Sözümü yarıda keserek "Hâlâ hastasın,bu havada üşüyorsun Brenna,oraya gitmemelisin." Benim birşey dememe fırsat vermeden "Brenna gelmiyor.Siz devam edin." Dedikten sonra "Hadi eve git." Dedi otoriter sesiyle bana.Aslında bara gitmemek işime gelmişti biraz.Kızlarla kısa süreli bakışmamızdan sonra kendimi eve attım.Odama çıkıp,kıyafetlerimi değiştirmeden yatağa uzandım.

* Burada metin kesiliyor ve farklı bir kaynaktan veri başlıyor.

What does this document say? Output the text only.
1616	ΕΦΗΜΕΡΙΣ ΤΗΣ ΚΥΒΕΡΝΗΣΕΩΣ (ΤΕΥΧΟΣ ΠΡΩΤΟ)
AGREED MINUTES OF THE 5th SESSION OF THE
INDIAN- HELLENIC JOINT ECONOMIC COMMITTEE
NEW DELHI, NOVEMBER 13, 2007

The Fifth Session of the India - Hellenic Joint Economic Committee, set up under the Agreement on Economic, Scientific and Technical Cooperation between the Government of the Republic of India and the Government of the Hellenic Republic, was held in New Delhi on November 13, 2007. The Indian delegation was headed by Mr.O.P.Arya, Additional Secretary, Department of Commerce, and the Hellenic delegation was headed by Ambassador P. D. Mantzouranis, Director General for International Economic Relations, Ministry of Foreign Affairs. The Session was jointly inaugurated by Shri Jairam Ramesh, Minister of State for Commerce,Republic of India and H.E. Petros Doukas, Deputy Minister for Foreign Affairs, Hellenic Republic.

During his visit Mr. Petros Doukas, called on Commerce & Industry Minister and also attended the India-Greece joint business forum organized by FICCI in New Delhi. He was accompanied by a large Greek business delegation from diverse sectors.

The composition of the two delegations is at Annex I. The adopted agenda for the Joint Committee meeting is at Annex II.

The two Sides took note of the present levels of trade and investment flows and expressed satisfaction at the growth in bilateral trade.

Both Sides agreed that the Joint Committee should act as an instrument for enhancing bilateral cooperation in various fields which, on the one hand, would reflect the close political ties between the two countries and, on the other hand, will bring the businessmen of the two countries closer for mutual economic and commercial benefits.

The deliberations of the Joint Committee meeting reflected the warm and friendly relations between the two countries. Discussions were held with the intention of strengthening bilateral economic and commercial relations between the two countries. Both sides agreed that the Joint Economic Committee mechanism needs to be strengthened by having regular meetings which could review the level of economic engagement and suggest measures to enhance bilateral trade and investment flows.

***Sersemlemiş şekilde yatakta yatarken kulaklıkların kulağımdan çıktığını hissettim.Gözlerimi zar zor açmaya çalıştım.
Karşımda bukleli birinin olduğunu gördüğümde "H-harry s-sen misin?" Diye sordum.Kısılan sesim çok az çıkıyordu.Gözlerimi açacak dermanım yoktu."Evet,benim." Dediğinde rahatlamıştım."Ateşin düşmemiş ve sen pikeyle ilişki kurmuşsun." Dediğinde gamzeleri ortaya çıkmış ve kahkaha atmıştı.Üzerimden pikeyi çektiğinde
"Ü-üşü-y-yorum." Dedim fakat dinlemedi bile.Dudaklarını alnıma bastırdığında kalbim yerinden çıkacak gibi oldu.Yatakta doğrulduktan sonra elime hazırladığı nane limonu tutuşturdu.Yüzümü ekşittiğimde gülümsemesi iyice belirmişti."Şimdi bunu bitireceksin." Dedi."Neden bunu yapıyorsun?" Sorduğum soruyla gözleri irice açıldı."Olanları unutmak istemiyor musun yoksa?"
dediğinde "H-her şeyden çok." Diye yanıtladım.Dudakları yukarı kıvrıldı.
İkinci bir şok dalgası bedenimi esir ederken ne yapacağım hakkında fikrim yoktu.